Losing weight is already enough of an uphill struggle… the last thing we need is guilt to compound the struggle.  I still have not worked through this part of it all.  What turns some of us into “people-pleasers”, anyway?  I think people-pleasing is at the heart of the problem.  Does anybody else have any thoughts on this?

the psychology (and physics) of weight loss

“The Psychology of Weight Loss” is the title of a chapter in the Atkins book.  While he did a fairly good job at addressing some of the issues associated with psychology and weight loss, I think there are some psychological concerns associated with losing weight that are difficult to understand unless you’ve actually experienced losing a large amount of weight yourself.  And these psychological issues bleed into the physical issues.

The biggest of these issues, for me, is recognizing the “new me.”  I spend a lot of time staring at the “before” and “after” pictures I’ve posted here, trying to comprehend the “new me.”  It’s like my brain has not yet caught up with the physical realities of my changed body.

Yesterday, I worked out with my personal trainer, who, of course, is beautiful and has a perfect body.  We did “core” exercises together (the “core” includes the muscles in your abdominals, back, etc.) in front of a mirror in the gym.  I had a difficult time looking at myself in the mirror during the workout, because I felt like my body looked so awful compared to her body.

Why do I do this to myself?  I’ve lost 120 pounds, and I still see this fat blob of a body sometimes when I look at myself!  Besides, after what I’ve been through, I shouldn’t expect my body to compare with the trainer’s body; she’s never been overweight a day in her life.

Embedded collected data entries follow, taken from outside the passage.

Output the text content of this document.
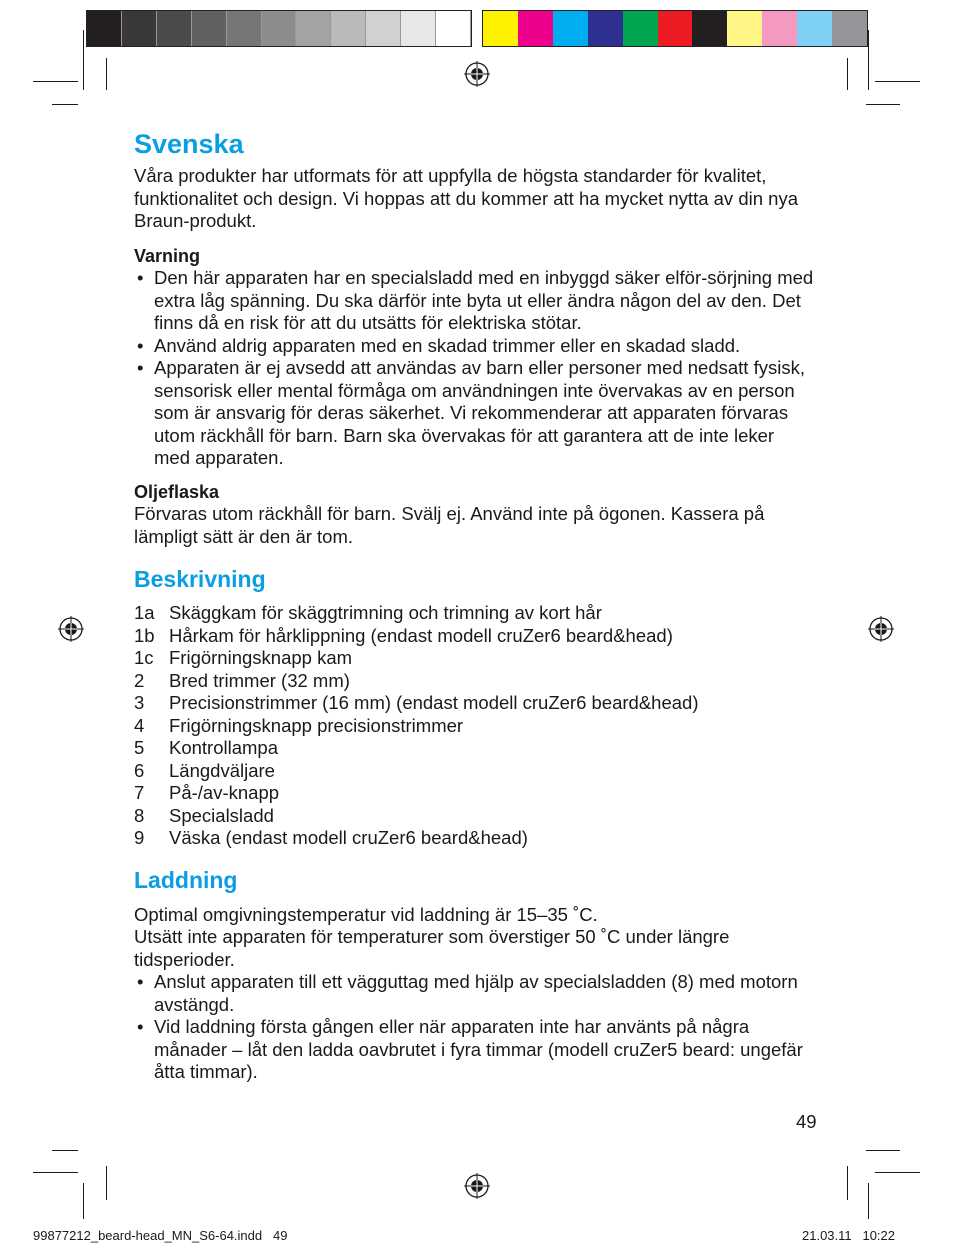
Svenska

Våra produkter har utformats för att uppfylla de högsta standarder för kvalitet, funktionalitet och design. Vi hoppas att du kommer att ha mycket nytta av din nya Braun-produkt.

Varning
• Den här apparaten har en specialsladd med en inbyggd säker elför-sörjning med extra låg spänning. Du ska därför inte byta ut eller ändra någon del av den. Det finns då en risk för att du utsätts för elektriska stötar.
• Använd aldrig apparaten med en skadad trimmer eller en skadad sladd.
• Apparaten är ej avsedd att användas av barn eller personer med nedsatt fysisk, sensorisk eller mental förmåga om användningen inte övervakas av en person som är ansvarig för deras säkerhet. Vi rekommenderar att apparaten förvaras utom räckhåll för barn. Barn ska övervakas för att garantera att de inte leker med apparaten.
Oljeflaska

Förvaras utom räckhåll för barn. Svälj ej. Använd inte på ögonen. Kassera på lämpligt sätt är den är tom.

Beskrivning
1a Skäggkam för skäggtrimning och trimning av kort hår
1b Hårkam för hårklippning (endast modell cruZer6 beard&head)
1c Frigörningsknapp kam
2	Bred trimmer (32 mm)
3	Precisionstrimmer (16 mm) (endast modell cruZer6 beard&head)
4	Frigörningsknapp precisionstrimmer
5	Kontrollampa
6	Längdväljare
7	På-/av-knapp
8	Specialsladd
9	Väska (endast modell cruZer6 beard&head)
Laddning

Optimal omgivningstemperatur vid laddning är 15–35 ˚C.

Utsätt inte apparaten för temperaturer som överstiger 50 ˚C under längre tidsperioder.

• Anslut apparaten till ett vägguttag med hjälp av specialsladden (8) med motorn avstängd.
• Vid laddning första gången eller när apparaten inte har använts på några månader – låt den ladda oavbrutet i fyra timmar (modell cruZer5 beard: ungefär åtta timmar).
49
99877212_beard-head_MN_S6-64.indd   49	21.03.11   10:22
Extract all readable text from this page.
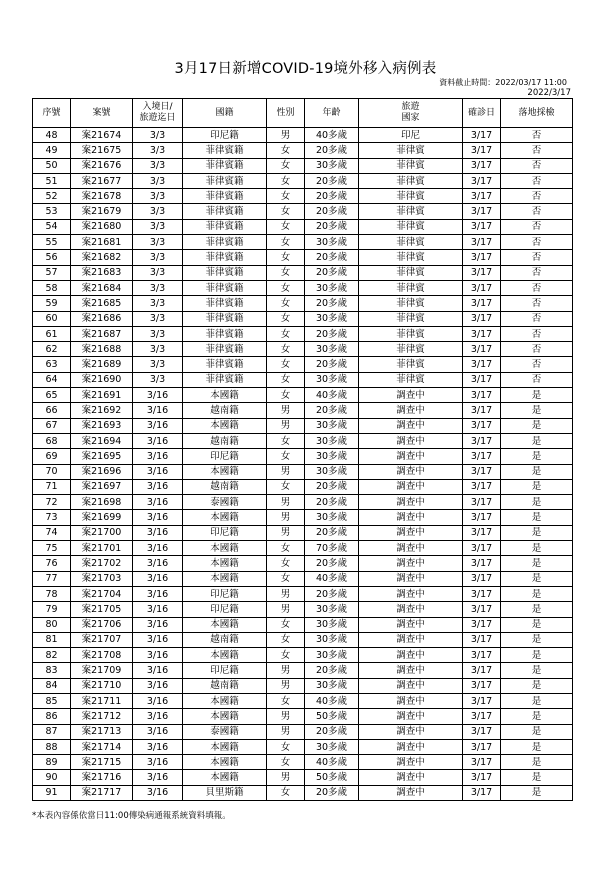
3月17日新增COVID-19境外移入病例表
資料截止時間：2022/03/17 11:00
2022/3/17
序號	案號	入境日/
旅遊迄日	國籍	性別	年齡	旅遊
國家	確診日	落地採檢
48	案21674	3/3	印尼籍	男	40多歲	印尼	3/17	否
49	案21675	3/3	菲律賓籍	女	20多歲	菲律賓	3/17	否
50	案21676	3/3	菲律賓籍	女	30多歲	菲律賓	3/17	否
51	案21677	3/3	菲律賓籍	女	20多歲	菲律賓	3/17	否
52	案21678	3/3	菲律賓籍	女	20多歲	菲律賓	3/17	否
53	案21679	3/3	菲律賓籍	女	20多歲	菲律賓	3/17	否
54	案21680	3/3	菲律賓籍	女	20多歲	菲律賓	3/17	否
55	案21681	3/3	菲律賓籍	女	30多歲	菲律賓	3/17	否
56	案21682	3/3	菲律賓籍	女	20多歲	菲律賓	3/17	否
57	案21683	3/3	菲律賓籍	女	20多歲	菲律賓	3/17	否
58	案21684	3/3	菲律賓籍	女	30多歲	菲律賓	3/17	否
59	案21685	3/3	菲律賓籍	女	20多歲	菲律賓	3/17	否
60	案21686	3/3	菲律賓籍	女	30多歲	菲律賓	3/17	否
61	案21687	3/3	菲律賓籍	女	20多歲	菲律賓	3/17	否
62	案21688	3/3	菲律賓籍	女	30多歲	菲律賓	3/17	否
63	案21689	3/3	菲律賓籍	女	20多歲	菲律賓	3/17	否
64	案21690	3/3	菲律賓籍	女	30多歲	菲律賓	3/17	否
65	案21691	3/16	本國籍	女	40多歲	調查中	3/17	是
66	案21692	3/16	越南籍	男	20多歲	調查中	3/17	是
67	案21693	3/16	本國籍	男	30多歲	調查中	3/17	是
68	案21694	3/16	越南籍	女	30多歲	調查中	3/17	是
69	案21695	3/16	印尼籍	女	30多歲	調查中	3/17	是
70	案21696	3/16	本國籍	男	30多歲	調查中	3/17	是
71	案21697	3/16	越南籍	女	20多歲	調查中	3/17	是
72	案21698	3/16	泰國籍	男	20多歲	調查中	3/17	是
73	案21699	3/16	本國籍	男	30多歲	調查中	3/17	是
74	案21700	3/16	印尼籍	男	20多歲	調查中	3/17	是
75	案21701	3/16	本國籍	女	70多歲	調查中	3/17	是
76	案21702	3/16	本國籍	女	20多歲	調查中	3/17	是
77	案21703	3/16	本國籍	女	40多歲	調查中	3/17	是
78	案21704	3/16	印尼籍	男	20多歲	調查中	3/17	是
79	案21705	3/16	印尼籍	男	30多歲	調查中	3/17	是
80	案21706	3/16	本國籍	女	30多歲	調查中	3/17	是
81	案21707	3/16	越南籍	女	30多歲	調查中	3/17	是
82	案21708	3/16	本國籍	女	30多歲	調查中	3/17	是
83	案21709	3/16	印尼籍	男	20多歲	調查中	3/17	是
84	案21710	3/16	越南籍	男	30多歲	調查中	3/17	是
85	案21711	3/16	本國籍	女	40多歲	調查中	3/17	是
86	案21712	3/16	本國籍	男	50多歲	調查中	3/17	是
87	案21713	3/16	泰國籍	男	20多歲	調查中	3/17	是
88	案21714	3/16	本國籍	女	30多歲	調查中	3/17	是
89	案21715	3/16	本國籍	女	40多歲	調查中	3/17	是
90	案21716	3/16	本國籍	男	50多歲	調查中	3/17	是
91	案21717	3/16	貝里斯籍	女	20多歲	調查中	3/17	是
*本表內容係依當日11:00傳染病通報系統資料填報。
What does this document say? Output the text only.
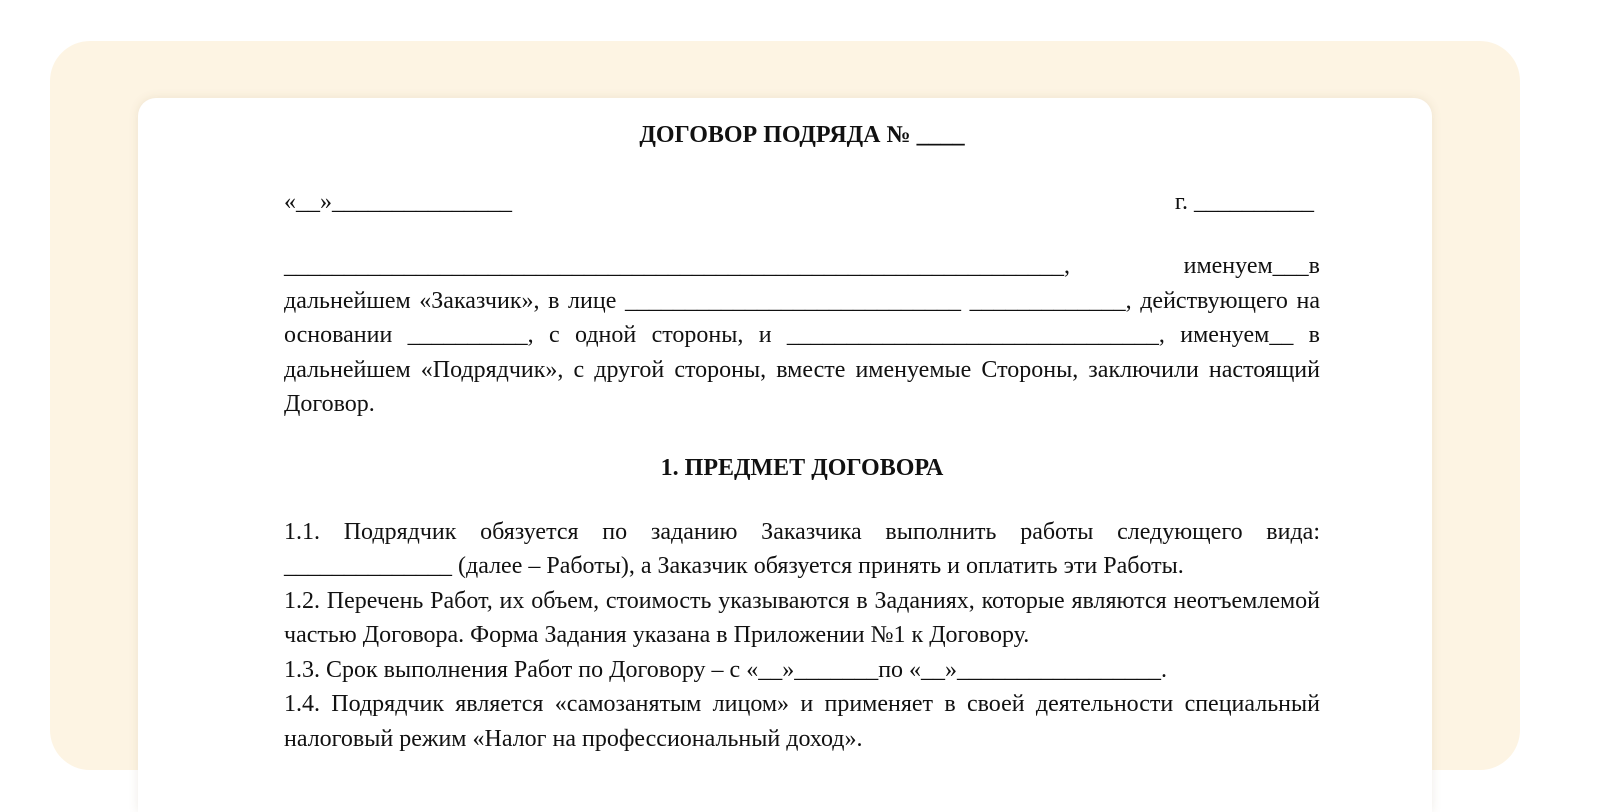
ДОГОВОР ПОДРЯДА № ____
«__»_______________	г. __________

_________________________________________________________________, именуем___в дальнейшем «Заказчик», в лице ____________________________ _____________, действующего на основании __________, с одной стороны, и _______________________________, именуем__ в дальнейшем «Подрядчик», с другой стороны, вместе именуемые Стороны, заключили настоящий Договор.

1. ПРЕДМЕТ ДОГОВОРА

1.1. Подрядчик обязуется по заданию Заказчика выполнить работы следующего вида: ______________ (далее – Работы), а Заказчик обязуется принять и оплатить эти Работы.

1.2. Перечень Работ, их объем, стоимость указываются в Заданиях, которые являются неотъемлемой частью Договора. Форма Задания указана в Приложении №1 к Договору.

1.3. Срок выполнения Работ по Договору – с «__»_______по «__»_________________.

1.4. Подрядчик является «самозанятым лицом» и применяет в своей деятельности специальный налоговый режим «Налог на профессиональный доход».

My trainer has told me that it’s not just fat I still have to lose to get to my goal of 150 pounds, it’s also “extra skin.”  The skin thing is definitely contributing to my “fat blob of a body” self-image.

While it may or may not fix this psychological issue, I do think I might need surgery to fix the “extra skin” problem.  Nobody ever told me about the “extra skin” problem that results when you lose this much weight.  When I started losing weight, I thought my body would just snap back to its original 130 pound shape, just like it was in high school.  WRONG!!!  I found this article, published in March 2004, after it was too late and I already had the issue.  Somebody I know had a tummy tuck operation after losing 80 pounds, and lost more weight as well as 2 more sizes.

Of course, it is not standard practice for health insurance companies to pay for these procedures, because they are considered “cosmetic” and therefore not medically necessary.  Are they really just cosmetic?  If a tummy tuck could improve my self-image, would that not be considered mental health?  And if I could lose more weight as a result of a tummy tuck, and it puts me in whatever range the powers that be consider a “normal” weight (whatever that means), could that not be considered “medically necessary”?

Sorry… didn’t mean to start a rant.  But, I do think if the medical community wants to keep lecturing Americans about how they need to lose weight (Aggie Doctor included), they need to really find ways to support us both physically and psychologically as we do it.  Just telling people to “diet and exercise” will not help.  I had to do massive amounts of my own reading and research to understand how and why bodies respond to things we do (or don’t do) to them, and I still read things almost every day.

Wow!  No wonder it’s so difficult to lose weight.